Reviews

Review: Comet (Pleasance Theatre)

From Ground Up Theatre Company presents this new show about an on-campus killer

Alun Hood

Alun Hood

| London |

6 March 2018

Comet at Pleasance Theatre
Comet at Pleasance Theatre
© From Ground Up Theatre Company

(Re)presented is an admirable initiative by From Ground Up Theatre Company to give professional exposure to actors who have recently graduated from drama school without acquiring agents. This world premiere of Kieran Knowles’ intriguing hour-long piece is their inaugural production and, as expected, it puts the acting front and centre in a stark, dynamic, decor-free staging by Tommo Fowler.

Knowles’ collage-like script recalls Martin Crimp as it builds a multiple viewpoint picture of the pressures and circumstances that shape a university student into an on-campus killer. What is especially chilling, but increasingly compulsive, is the non-histrionic, matter-of-fact way that the evidence is presented: we learn about Charlotte’s unhappy, but hardly exceptional, family background, and her online grooming by a preachy, aggressive iconoclast. The play jackknifes between well-observed depictions of the misery of Charlotte’s home life, the social awkwardness of arrival and forming tentative friendships at university, and anguished, sometimes furious post-event statements from sources – as varied as a student who saw the attack to the co-worker of the mother of one of the victims.

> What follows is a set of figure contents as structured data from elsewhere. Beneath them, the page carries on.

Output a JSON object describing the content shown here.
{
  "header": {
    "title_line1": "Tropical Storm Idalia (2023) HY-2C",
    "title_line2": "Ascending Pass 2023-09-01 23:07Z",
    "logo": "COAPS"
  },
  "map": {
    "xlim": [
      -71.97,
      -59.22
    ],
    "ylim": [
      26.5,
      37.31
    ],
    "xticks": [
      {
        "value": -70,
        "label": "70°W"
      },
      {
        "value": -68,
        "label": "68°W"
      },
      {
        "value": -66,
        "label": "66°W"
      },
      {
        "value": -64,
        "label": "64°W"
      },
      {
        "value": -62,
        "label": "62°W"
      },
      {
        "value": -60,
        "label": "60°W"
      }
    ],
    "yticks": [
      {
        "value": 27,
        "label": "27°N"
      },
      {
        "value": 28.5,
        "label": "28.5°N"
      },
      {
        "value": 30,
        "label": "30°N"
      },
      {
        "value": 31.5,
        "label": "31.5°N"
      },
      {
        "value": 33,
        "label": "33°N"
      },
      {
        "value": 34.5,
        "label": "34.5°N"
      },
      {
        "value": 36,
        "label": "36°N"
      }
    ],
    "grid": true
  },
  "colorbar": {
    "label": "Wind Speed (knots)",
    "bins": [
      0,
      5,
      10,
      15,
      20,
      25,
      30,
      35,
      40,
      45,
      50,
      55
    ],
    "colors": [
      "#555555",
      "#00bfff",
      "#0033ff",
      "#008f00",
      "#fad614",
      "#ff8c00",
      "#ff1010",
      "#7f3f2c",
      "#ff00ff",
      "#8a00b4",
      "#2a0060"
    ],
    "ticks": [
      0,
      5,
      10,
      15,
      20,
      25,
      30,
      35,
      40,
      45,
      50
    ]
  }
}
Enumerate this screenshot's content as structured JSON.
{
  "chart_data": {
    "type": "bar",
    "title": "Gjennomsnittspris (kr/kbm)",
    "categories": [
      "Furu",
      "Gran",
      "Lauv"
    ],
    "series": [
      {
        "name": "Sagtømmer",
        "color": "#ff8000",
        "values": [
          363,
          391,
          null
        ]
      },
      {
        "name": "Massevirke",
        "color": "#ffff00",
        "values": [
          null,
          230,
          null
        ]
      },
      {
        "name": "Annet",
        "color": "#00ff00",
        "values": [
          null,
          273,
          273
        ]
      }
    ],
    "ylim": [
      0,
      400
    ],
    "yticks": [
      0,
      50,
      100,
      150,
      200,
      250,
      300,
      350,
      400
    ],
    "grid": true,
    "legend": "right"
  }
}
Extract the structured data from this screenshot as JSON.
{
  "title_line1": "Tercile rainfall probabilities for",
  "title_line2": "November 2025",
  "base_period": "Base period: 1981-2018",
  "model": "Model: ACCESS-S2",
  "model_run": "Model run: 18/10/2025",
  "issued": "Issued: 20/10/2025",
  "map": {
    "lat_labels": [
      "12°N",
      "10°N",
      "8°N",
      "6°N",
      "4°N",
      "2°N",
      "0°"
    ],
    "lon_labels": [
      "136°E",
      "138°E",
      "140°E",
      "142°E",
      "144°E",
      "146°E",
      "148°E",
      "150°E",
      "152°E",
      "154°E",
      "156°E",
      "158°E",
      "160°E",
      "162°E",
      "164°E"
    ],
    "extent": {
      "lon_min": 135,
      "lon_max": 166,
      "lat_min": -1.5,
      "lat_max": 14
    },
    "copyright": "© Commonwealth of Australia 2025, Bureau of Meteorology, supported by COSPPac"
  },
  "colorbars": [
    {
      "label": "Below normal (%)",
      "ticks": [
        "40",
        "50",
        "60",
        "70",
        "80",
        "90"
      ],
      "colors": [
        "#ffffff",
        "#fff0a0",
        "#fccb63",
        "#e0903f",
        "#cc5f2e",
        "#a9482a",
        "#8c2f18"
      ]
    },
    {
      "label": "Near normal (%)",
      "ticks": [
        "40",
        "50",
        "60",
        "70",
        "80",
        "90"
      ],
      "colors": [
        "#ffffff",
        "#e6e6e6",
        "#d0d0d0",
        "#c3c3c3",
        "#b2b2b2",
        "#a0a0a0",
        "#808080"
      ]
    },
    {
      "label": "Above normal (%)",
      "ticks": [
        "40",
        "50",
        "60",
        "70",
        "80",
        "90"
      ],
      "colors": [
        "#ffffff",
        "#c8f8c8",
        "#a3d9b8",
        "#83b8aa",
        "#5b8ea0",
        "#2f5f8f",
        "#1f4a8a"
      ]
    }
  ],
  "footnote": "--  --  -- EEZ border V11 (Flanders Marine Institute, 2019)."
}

This non-linear storytelling successfully builds tension and, crucially, gives each of the five actors chance to shine as they embody a variety of figures connected to the central atrocity. There are no costume or light changes: alterations in attitudes, vocal timbre and stance suffice to differentiate between characters, to sometimes humorous effect, but always with admirable clarity. All five actors acquit themselves well and are supported by Knowles’ impressive knack for writing naturalistic speech. This frequently sounds like a verbatim drama – the genre of plays where actors deliver the actual words of real people complete with verbal tics and stumbles – and I mean that as a compliment.

As Charlotte, Hannah Parker convincingly conveys the simultaneous exhausting energy and dead-behind-the-eyes quality of the newly converted. She is at once bland and deeply troubling. Daniel Harkin unnervingly goes from mildly disgruntled to psychotically furious then back to something worryingly in-between as her online mentor, his kind face belying the poison coming out of his mouth. Alexandra Laurence is haunting as the uni friend who will remain forever tormented by her inability to spot what was going on and stop it before the tragedy unfurled. There is further excellent work from Zoe Bullock in a variety of roles from defensive head of university to the student who observed the killing from a corner of the dining hall, and Ross Ford, displaying laudable versatility as the well-meaning victim and, in some welcome comedy, the bus driver who used to ferry him to college. All in all, they’re a fine team, and it will be interesting to see what each of them does next.

The play’s title is a bit of a red herring: it could just as easily have been called Zebra as Charlotte describes her online epiphany as being as unexpected as observing a comet, or seeing a zebra for the first time when you’re used to looking at horses, but then this is a mini-drama that makes up its own rules. It’s quirky, unsettling and stays with you long after the play is over.

Comet runs at Pleasance Theatre until 18 March.